Several design issues arise:
-
Instead of using a specific anchoring location, can there be some
FeedbackLinkthat explicitly wires the output back into the input? The short answer seems to be "no". Contemplating the implementation of such a link seems to necessitate some hidden, private variant of an anchor, and it we're going to do that, then why bother with the complexity of hiding it? -
There does seem to be a need for a
ConcatenateLinkof some kind, a way of flattening a list-of-lists, down to a single list. The need for this arises in the recursion step: a single item (e.g. the name of a directory) is turned into a list. A list of items becomes a list of lists. If the recursive filter is to be applied, this list of lists needs to be flattened. Are there other ways of doing this? Perhaps append? Maybe fold-list-nil? apply-append? -
Running
cog-execute!once just takes one step in the processing. Atomese does not currently have any direct form of "do until done" structures, although this can be emulated using two techniques. There is a tail-call example in the main AtomSpace examples dir, and also a recursive pattern matching example. How to adaptt these to filter chains is not yet clear. -
Unix directory listings contain both
.and..directories, and recursing on these will lead to infinite loops. How is this to be avoided? In the short-term, during bringup, by explicitly skipping them in the directory traversal.
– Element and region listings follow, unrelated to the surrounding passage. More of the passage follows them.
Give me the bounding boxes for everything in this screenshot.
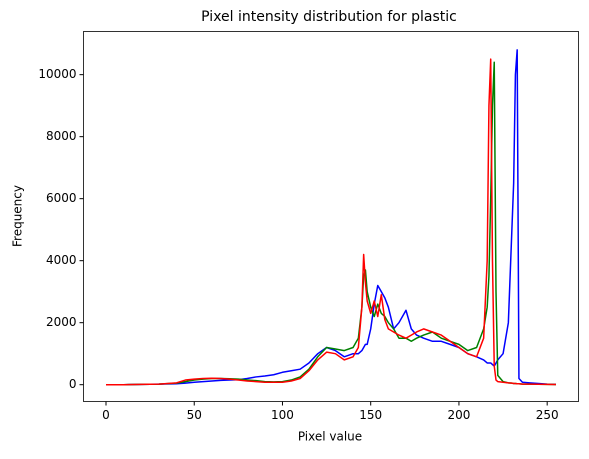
y-tick-label: 8000 bbox=[46, 129, 77, 143]
chart-title: Pixel intensity distribution for plastic bbox=[201, 9, 457, 25]
x-tick-label: 250 bbox=[536, 408, 559, 422]
x-tick-label: 150 bbox=[359, 408, 382, 422]
x-tick-label: 0 bbox=[102, 408, 110, 422]
y-tick-label: 0 bbox=[69, 377, 77, 391]
data-line bbox=[106, 58, 557, 386]
y-tick-label: 4000 bbox=[46, 253, 77, 267]
data-line bbox=[106, 61, 557, 386]
x-tick-label: 200 bbox=[447, 408, 470, 422]
plot-frame bbox=[83, 31, 579, 402]
x-tick-label: 100 bbox=[271, 408, 294, 422]
x-tick-label: 50 bbox=[187, 408, 202, 422]
y-tick-label: 6000 bbox=[46, 191, 77, 205]
y-tick-label: 2000 bbox=[46, 315, 77, 329]
y-axis-label: Frequency bbox=[11, 185, 25, 247]
x-axis-label: Pixel value bbox=[298, 430, 362, 444]
y-tick-label: 10000 bbox=[38, 67, 76, 81]
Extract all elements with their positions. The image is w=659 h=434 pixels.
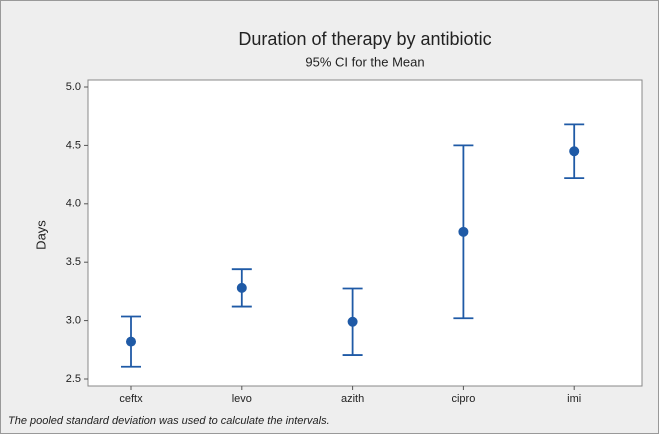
chart-subtitle: 95% CI for the Mean	[305, 54, 424, 69]
plot-area	[87, 79, 643, 387]
mean-marker	[347, 316, 358, 327]
x-tick-label: imi	[567, 393, 581, 405]
x-tick-label: azith	[341, 393, 364, 405]
x-tick-label: levo	[232, 393, 252, 405]
chart-title: Duration of therapy by antibiotic	[238, 29, 491, 49]
y-axis-label: Days	[33, 220, 48, 250]
mean-marker	[569, 146, 580, 157]
y-tick-label: 2.5	[66, 373, 81, 385]
y-tick-label: 4.0	[66, 198, 81, 210]
mean-marker	[126, 336, 136, 347]
y-tick-label: 3.5	[66, 256, 81, 268]
footnote: The pooled standard deviation was used t…	[8, 415, 330, 427]
y-tick-label: 4.5	[66, 139, 81, 151]
x-tick-label: ceftx	[119, 393, 143, 405]
y-tick-label: 3.0	[66, 315, 81, 327]
x-tick-label: cipro	[451, 393, 475, 405]
mean-marker	[236, 282, 247, 293]
y-tick-label: 5.0	[66, 81, 81, 93]
mean-marker	[458, 226, 469, 237]
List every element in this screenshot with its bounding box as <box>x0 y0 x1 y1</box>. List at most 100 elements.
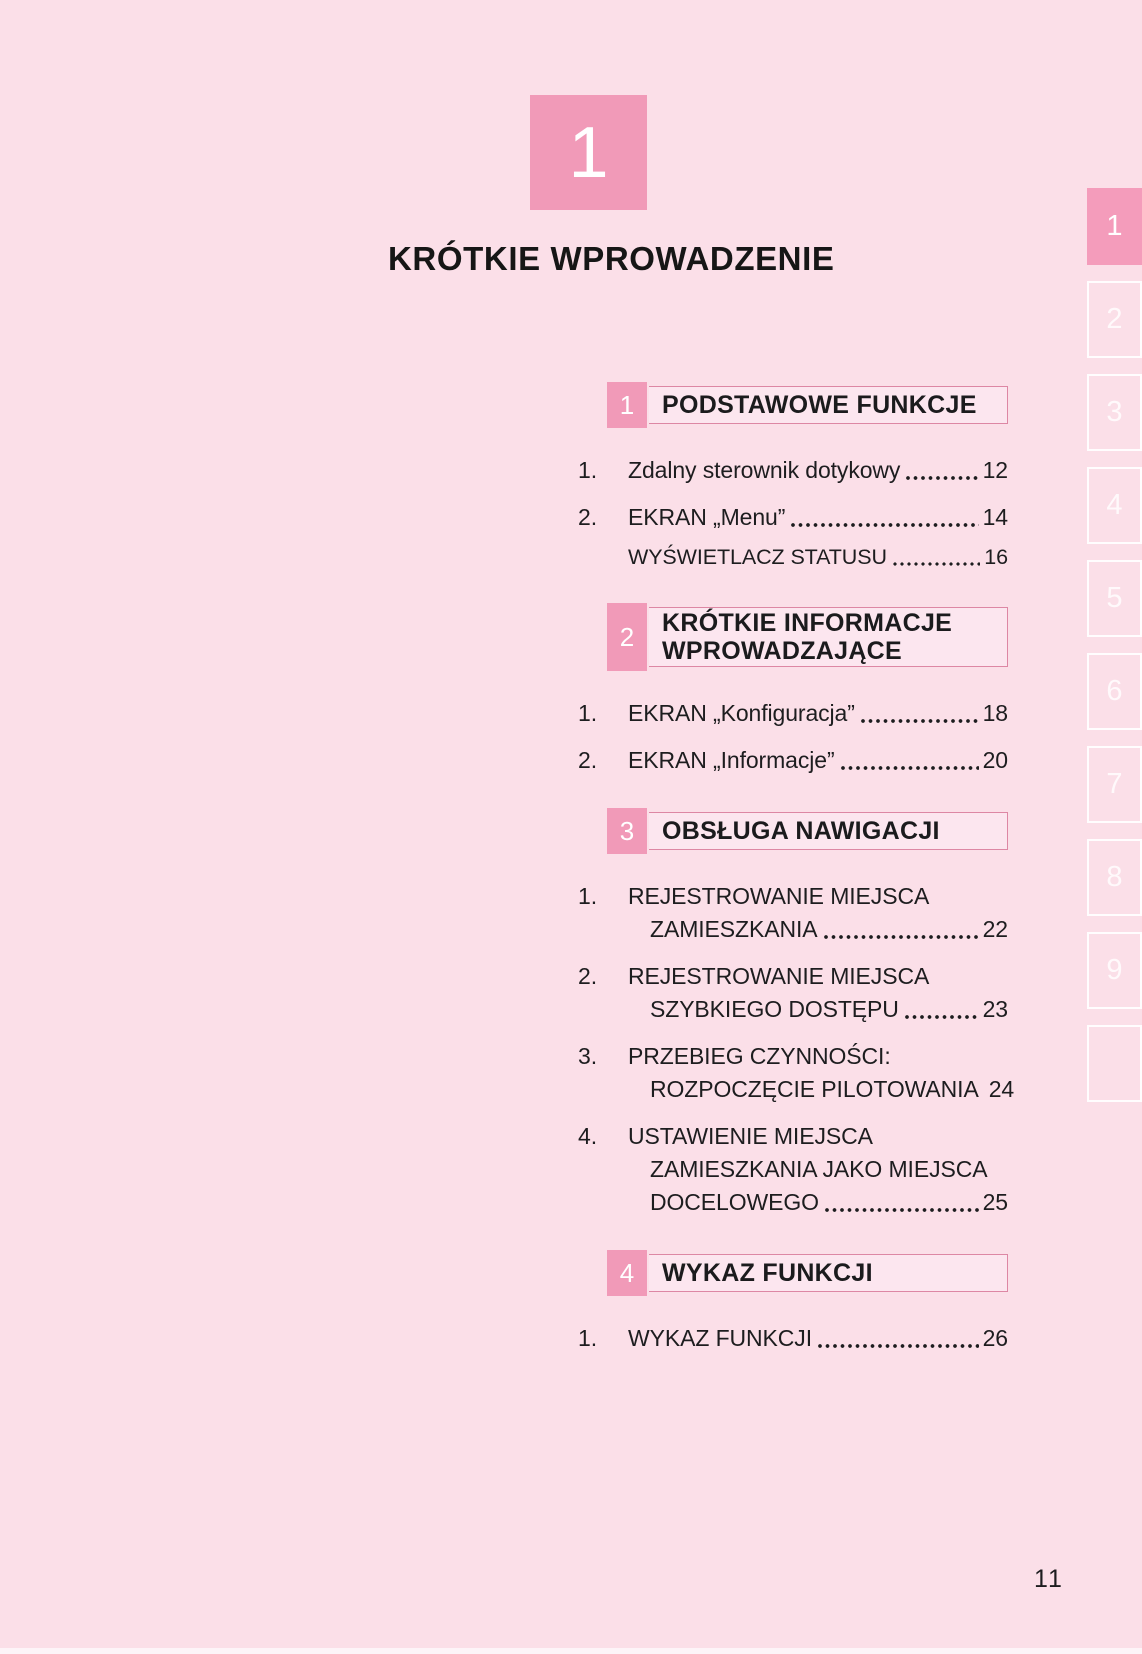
side-tab-blank <box>1087 1025 1142 1102</box>
entry-last-line: WYKAZ FUNKCJI 26 <box>628 1322 1008 1355</box>
section-number-badge: 4 <box>607 1250 647 1296</box>
side-tab-2: 2 <box>1087 281 1142 358</box>
entry-body: WYKAZ FUNKCJI 26 <box>628 1322 1008 1355</box>
section-header: 3 OBSŁUGA NAWIGACJI <box>607 808 1008 854</box>
section-entries: 1. Zdalny sterownik dotykowy 12 2. EKRAN „Me… <box>578 454 1008 572</box>
section-title-bar: KRÓTKIE INFORMACJE WPROWADZAJĄCE <box>649 607 1008 667</box>
toc-entry: 1. EKRAN „Konfiguracja” 18 <box>578 697 1008 730</box>
section-entries: 1. REJESTROWANIE MIEJSCA ZAMIESZKANIA 22 2. R… <box>578 880 1014 1219</box>
toc-entry: 4. USTAWIENIE MIEJSCA ZAMIESZKANIA JAKO MI… <box>578 1120 1008 1219</box>
entry-page-number: 24 <box>988 1076 1015 1102</box>
toc-entry: 2. EKRAN „Menu” 14 <box>578 501 1008 534</box>
side-tab-5: 5 <box>1087 560 1142 637</box>
entry-last-line: ZAMIESZKANIA 22 <box>628 913 1008 946</box>
page-number: 11 <box>1034 1565 1064 1593</box>
entry-last-line: EKRAN „Konfiguracja” 18 <box>628 697 1008 730</box>
entry-last-line: SZYBKIEGO DOSTĘPU 23 <box>628 993 1008 1026</box>
section-title-bar: WYKAZ FUNKCJI <box>649 1254 1008 1292</box>
entry-text-line: REJESTROWANIE MIEJSCA <box>628 963 930 989</box>
side-tabs: 1 2 3 4 5 6 7 8 9 <box>1087 0 1142 1654</box>
side-tab-label: 5 <box>1106 582 1123 614</box>
toc-section: 4 WYKAZ FUNKCJI 1. WYKAZ FUNKCJI 26 <box>578 1250 1008 1355</box>
entry-number: 2. <box>578 747 597 773</box>
entry-number: 2. <box>578 963 597 989</box>
side-tab-label: 3 <box>1106 396 1123 428</box>
entry-number <box>578 542 628 572</box>
section-title: WPROWADZAJĄCE <box>662 637 903 665</box>
entry-page-number: 14 <box>982 504 1008 530</box>
entry-text: DOCELOWEGO <box>650 1189 819 1215</box>
entry-text: ROZPOCZĘCIE PILOTOWANIA <box>650 1076 979 1102</box>
side-tab-label: 9 <box>1106 954 1123 986</box>
section-title-bar: OBSŁUGA NAWIGACJI <box>649 812 1008 850</box>
entry-body: EKRAN „Menu” 14 <box>628 501 1008 534</box>
entry-last-line: Zdalny sterownik dotykowy 12 <box>628 454 1008 487</box>
chapter-title: KRÓTKIE WPROWADZENIE <box>388 240 835 277</box>
dotted-leader <box>860 719 979 723</box>
entry-page-number: 23 <box>982 996 1008 1022</box>
section-title: WYKAZ FUNKCJI <box>662 1259 873 1287</box>
entry-text-line: PRZEBIEG CZYNNOŚCI: <box>628 1043 891 1069</box>
entry-body: EKRAN „Informacje” 20 <box>628 744 1008 777</box>
dotted-leader <box>892 562 981 566</box>
entry-text-line: USTAWIENIE MIEJSCA <box>628 1123 873 1149</box>
entry-page-number: 18 <box>982 700 1008 726</box>
section-entries: 1. WYKAZ FUNKCJI 26 <box>578 1322 1008 1355</box>
toc: 1 PODSTAWOWE FUNKCJE 1. Zdalny sterownik do… <box>578 382 1014 1386</box>
dotted-leader <box>840 766 979 770</box>
entry-page-number: 16 <box>984 545 1008 569</box>
section-number-badge: 1 <box>607 382 647 428</box>
entry-body: WYŚWIETLACZ STATUSU 16 <box>628 542 1008 572</box>
entry-last-line: WYŚWIETLACZ STATUSU 16 <box>628 542 1008 572</box>
toc-entry: 2. REJESTROWANIE MIEJSCA SZYBKIEGO DOSTĘPU… <box>578 960 1008 1026</box>
entry-text: Zdalny sterownik dotykowy <box>628 457 901 483</box>
toc-entry: 1. REJESTROWANIE MIEJSCA ZAMIESZKANIA 22 <box>578 880 1008 946</box>
toc-entry: WYŚWIETLACZ STATUSU 16 <box>578 542 1008 572</box>
side-tab-4: 4 <box>1087 467 1142 544</box>
dotted-leader <box>823 935 979 939</box>
entry-body: Zdalny sterownik dotykowy 12 <box>628 454 1008 487</box>
side-tab-label: 8 <box>1106 861 1123 893</box>
dotted-leader <box>791 523 979 527</box>
section-title-bar: PODSTAWOWE FUNKCJE <box>649 386 1008 424</box>
entry-text: WYŚWIETLACZ STATUSU <box>628 545 887 569</box>
entry-number: 1. <box>578 700 597 726</box>
section-header: 4 WYKAZ FUNKCJI <box>607 1250 1008 1296</box>
entry-number: 3. <box>578 1043 597 1069</box>
dotted-leader <box>904 1015 979 1019</box>
side-tab-label: 7 <box>1106 768 1123 800</box>
entry-number: 1. <box>578 1325 597 1351</box>
section-header: 2 KRÓTKIE INFORMACJE WPROWADZAJĄCE <box>607 603 1008 671</box>
section-title: OBSŁUGA NAWIGACJI <box>662 817 940 845</box>
entry-text: EKRAN „Menu” <box>628 504 786 530</box>
entry-body: EKRAN „Konfiguracja” 18 <box>628 697 1008 730</box>
side-tab-7: 7 <box>1087 746 1142 823</box>
side-tab-8: 8 <box>1087 839 1142 916</box>
section-title: KRÓTKIE INFORMACJE <box>662 609 953 637</box>
entry-body: PRZEBIEG CZYNNOŚCI: ROZPOCZĘCIE PILOTOWAN… <box>628 1040 1014 1106</box>
side-tab-3: 3 <box>1087 374 1142 451</box>
entry-page-number: 25 <box>982 1189 1008 1215</box>
entry-page-number: 20 <box>982 747 1008 773</box>
chapter-number-box: 1 <box>530 95 647 210</box>
entry-number: 1. <box>578 457 597 483</box>
side-tab-9: 9 <box>1087 932 1142 1009</box>
side-tab-6: 6 <box>1087 653 1142 730</box>
entry-body: REJESTROWANIE MIEJSCA ZAMIESZKANIA 22 <box>628 880 1008 946</box>
toc-section: 1 PODSTAWOWE FUNKCJE 1. Zdalny sterownik do… <box>578 382 1008 572</box>
entry-last-line: ROZPOCZĘCIE PILOTOWANIA 24 <box>628 1073 1014 1106</box>
entry-body: REJESTROWANIE MIEJSCA SZYBKIEGO DOSTĘPU 23 <box>628 960 1008 1026</box>
toc-entry: 1. WYKAZ FUNKCJI 26 <box>578 1322 1008 1355</box>
page-edge-strip <box>0 1648 1142 1654</box>
entry-number: 4. <box>578 1123 597 1149</box>
entry-number: 1. <box>578 883 597 909</box>
entry-page-number: 12 <box>982 457 1008 483</box>
entry-text: ZAMIESZKANIA <box>650 916 818 942</box>
dotted-leader <box>906 476 979 480</box>
entry-text: EKRAN „Konfiguracja” <box>628 700 855 726</box>
toc-section: 2 KRÓTKIE INFORMACJE WPROWADZAJĄCE 1. EKRAN … <box>578 603 1008 777</box>
toc-section: 3 OBSŁUGA NAWIGACJI 1. REJESTROWANIE MIEJSC… <box>578 808 1014 1219</box>
section-number-badge: 2 <box>607 603 647 671</box>
entry-body: USTAWIENIE MIEJSCA ZAMIESZKANIA JAKO MIEJ… <box>628 1120 1008 1219</box>
side-tab-label: 2 <box>1106 303 1123 335</box>
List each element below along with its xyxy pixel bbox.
Long term, when a motor control architecture is sufficiently advanced, the controller itself should be able to avoid such obvious inf loops and unintended crawls. -
File permissions means that some files and directories will be unaccessible. This is handled by having the the
FileSysStreamthrow exceptions for these cases. A design strategy is needed for excpetion handling. For now, havingWriteLinktry and catch seems like an OK solution.